Otro factor clave para potenciar los efectos de los estiramientos es el control de la respiración. Siempre que estemos en la fase del esfuerzo o la contracción del músculo debemos estar sacando el aire.

En el momento de máximo esfuerzo podemos incluso estar un par de segundos sin respirar o terminando de vaciar todo el aire. A medida que volvemos a la postura inicial y relajamos la musculatura también vamos inspirando.

De esta manera trabajaremos de manera más efectiva y saludable.

Otras recomendaciones previas

También es fundamental seguir los siguientes consejos antes de realizar los ejercicios:

  • Intentaremos hacerlos cada día a la misma hora si deseamos conseguir resultados visibles en un mes.
  • Los realizaremos durante 15 minutos y podemos ir alternándolos entre ellos, o fijar días diferentes para cada uno.
  • Iremos aumentando el tiempo y la intensidad de manera progresiva, estando atentas a la respuesta de nuestro cuerpo.
  • Evitaremos hacerlos justo después de comer.
  • Media hora después del ejercicio podemos comer una ración de proteína saludable, la cual nos ayudará a mejorar el estado del músculo.

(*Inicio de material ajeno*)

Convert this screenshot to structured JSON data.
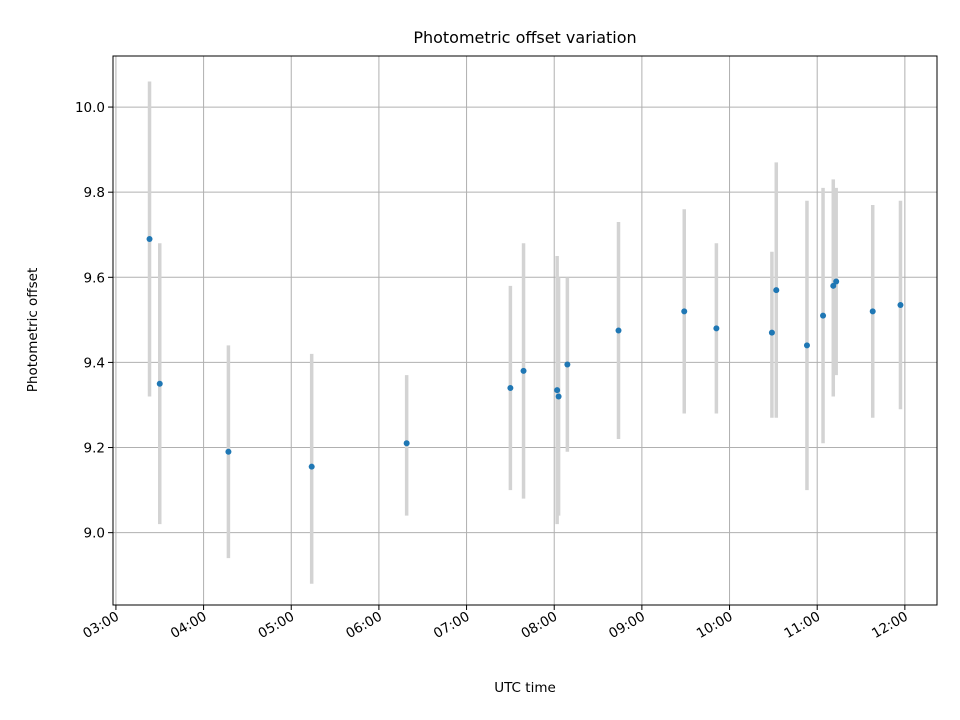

Podemos consumir un puñado de frutos secos, un huevo duro, un batido energético, unas tortitas de avena, un trozo de queso, un yogur, etc.

Ejercicio 1

Las sentadillas son uno de los ejercicios más conocidos y nos permiten trabajar también las caderas y los muslos. Lo haremos de pie y, si lo deseamos, podemos apoyarnos en la pared.

En este caso los pies deberán estar a una distancia aproximada de uno o dos palmos.

¿Cómo las hacemos?

  • Separamos los pies, que queden situados proporcionalmente a las caderas, y doblamos las rodillas como si fuéramos a sentarnos, en dirección hacia el suelo, y vigilando de mantener siempre la espalda bien recta, el abdomen firme y sin que las rodillas sobrepasen los dedos de los pies.
  • Si lo estamos haciendo apoyadas en la pared, la espalda bajará y subirá recta, pegada a ella.
  • De manera simultánea llevamos los brazos hacia delante.
  • Poco a poco volvemos a levantar el cuerpo y a relajar los brazos.
Ejercicio 1

Ejercicio 2

Este ejercicio también es uno de los más habituales, ya que funciona de manera rápida y efectiva a la hora de conseguir unos glúteos más redondos y endurecidos.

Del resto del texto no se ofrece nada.